Melangell grew up in Ireland. She was happy. Until one day her father began to speak of arranging a marriage for her. Then she was unhappy. So she left. She was her own woman, no longer a girl now, and she knew that marriage to a man she did not choose was not for her. Where should she go? She went to the coast and found a boat that was crossing to Wales. Once there she traveled inland, guided by a vision of a hidden valley in the mountains. It was as if her path was set and she was being guided to follow it. One day she turned onto a track which led her along the side of a wide stream rushing down from a valley enclosed by high cliffs on either side. As she followed the track upstream the wide valley began to narrow and she felt herself enclosed by the place. She paused to rest and gathered some blackberries. She had passed the last farm some way back. It seemed like she had come home, and she would stay.
The next day she explored further up the valley, where the walls of the cliffs on either side came even closer together. Then there were cliffs in front of her too. The valley ended. The mountains rose in every direction from here except back the way she had come. No-one could pass through this valley. She should not be disturbed. So she lived with the animals and the trees and the rushing stream – listened to the call of the peregrine falcon on the cliff tops, the whistle of the wind along the valley walls, the rustle of the leaves of the willows and the alders along the stream and the tinkle of the flowing waters over the stones. And she was happy.

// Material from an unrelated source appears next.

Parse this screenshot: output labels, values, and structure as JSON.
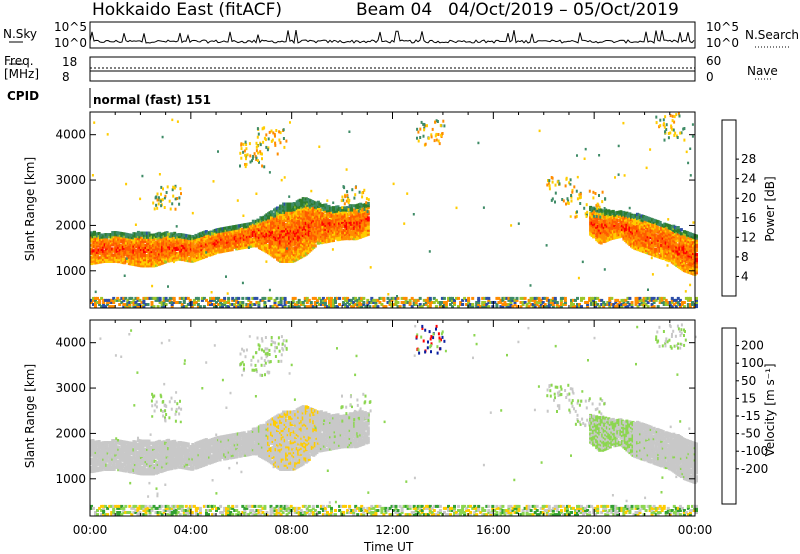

One day she heard the shouts of men and the sounds of horses coming towards her up the valley. Then a hare bounded into view. She stood and welcomed the hare and the hare came to her. The shouts of the men were closer now and the hare looked ready to run. So she lifted her skirt for the hare to take refuge. As she let her skirt fall again, hiding the hare, a horseman rode up to her with others a little behind.
The hunter stopped as his dogs seemed reluctant to go forward.
“Has a hare come this way?”, he asked.
“You cannot hunt here” she replied, “I keep this place as a sanctuary”.
“I am the lord of all these lands and I hunt where I please”.
She stood her ground, feeling the hare sitting quietly between her legs. The lord sat on his horse and watched her while his men looked on. But Melangell did not move.
“You cannot hunt here”, she said again.
The lord, Brochfael, was impressed. He was not used to being defied in this way. There was something about this woman, he thought, that set her apart.
The hare fidgeted and Melangell adjusted her skirts. Brochfael glanced down, realising now where the hare was hiding. Should he take this woman, and the hare, home with him? He considered.
“Keep the hare then” he heard himself saying, “and this place of sanctuary too. It is yours not because you say so, but as a gift from me, and you will be safer here because of that”.
He turned his horse and rode away from her. But he was as good as his word, and he sent other young women of spirit who would not be married to join her and allowed her to build a community. She became known as the protector of hares, keeping them safe in the folds of the skirts of the valley.